Die openheid is in alle vormen van (semi-)publiek bestuur noodzakelijk. En daarom zijn wij, journalisten bij U-Today, blij met uw uitspraken over het belang van persvrijheid en de onafhankelijke journalistiek in het hoger onderwijs. We kunnen zeggen dat die onafhankelijkheid op de UT goed geregeld is. Er is een redactiestatuut, we krijgen een fatsoenlijk budget en kunnen in vrijheid aan nieuwsgaring doen.
Transparantie van instellingen
Maar, in de huidige discussie over de rol van onafhankelijke journalistiek in het hoger onderwijs, raakt een ander element ondergesneeuwd. Dat is de transparantie van instellingen. Journalistiek die een van haar belangrijkste taken wil vervullen, namelijk de controle van openbaar bestuur, kan niet zonder de toegang tot beleidsdocumenten en rapportages. En die toegang – oftewel transparantie - staat onder druk.
Besluitenlijsten van het college van bestuur worden gekuist en vaak maanden na dato gepubliceerd. Overleggen van universitaire commissies verplaatsen zich achter gesloten deuren en de documenten en uitkomsten worden alleen onder de deelnemers verspreid. Steeds vaker worden beleidstukken in de (democratische!) medezeggenschapsorganen als vertrouwelijk aangemerkt en besproken in besloten commissies. Agenda’s van bestuurlijke overleggen zijn niet toegankelijk, zodat – behalve de deelnemers - niemand weet wat er besproken wordt.
Grote thema's
Dat terwijl er grote thema’s spelen. Internationalisering, verengelsing, de miljoenen uit de afgeschafte basisbeurs voor onderwijskwaliteit en grote verbouw- en nieuwbouwplannen. Allemaal projecten gefinancierd met goeddeels publiek geld, penningen die de belastingbetaler ophoest. Daar moet controle op zijn. Een universiteit kan niet worden gerund als een bedrijf.

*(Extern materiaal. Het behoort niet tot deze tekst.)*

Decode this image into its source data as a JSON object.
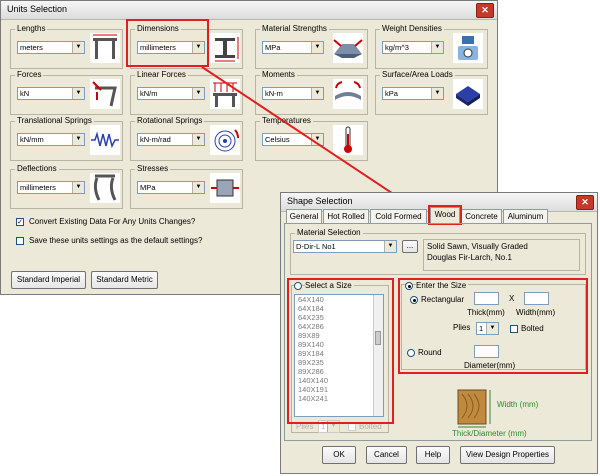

Wij zien de inperking van de transparantie met lede ogen aan. ‘We communiceren veel’, zeggen de bestuurders. Maar ze vergeten daarbij dat communiceren iets wezenlijk anders is dan transparantie. Als journalistiek afhankelijk is van wat bestuurders willen vertellen, dan is van openbaar bestuur geen sprake. Dan lopen we met LED-zaklampje door de burelen van de universiteit. Dit druist lijnrecht in tegen het ‘Openbaar, tenzij…’ principe.
'Geef spelregels aan'
Daarom vragen wij om spelregels aan te geven van de transparantie van het openbare bestuur van hoger onderwijsinstituten. Vragen daarbij zijn: wanneer mogen documenten, notulen en besluiten expliciet als vertrouwelijk worden aangemerkt? En horen agenda’s, stukken, notulen en besluiten van officiële gremia niet openbaar te zijn en actief door de instituten gedeeld te worden, door bijvoorbeeld publicatie op (intra)net?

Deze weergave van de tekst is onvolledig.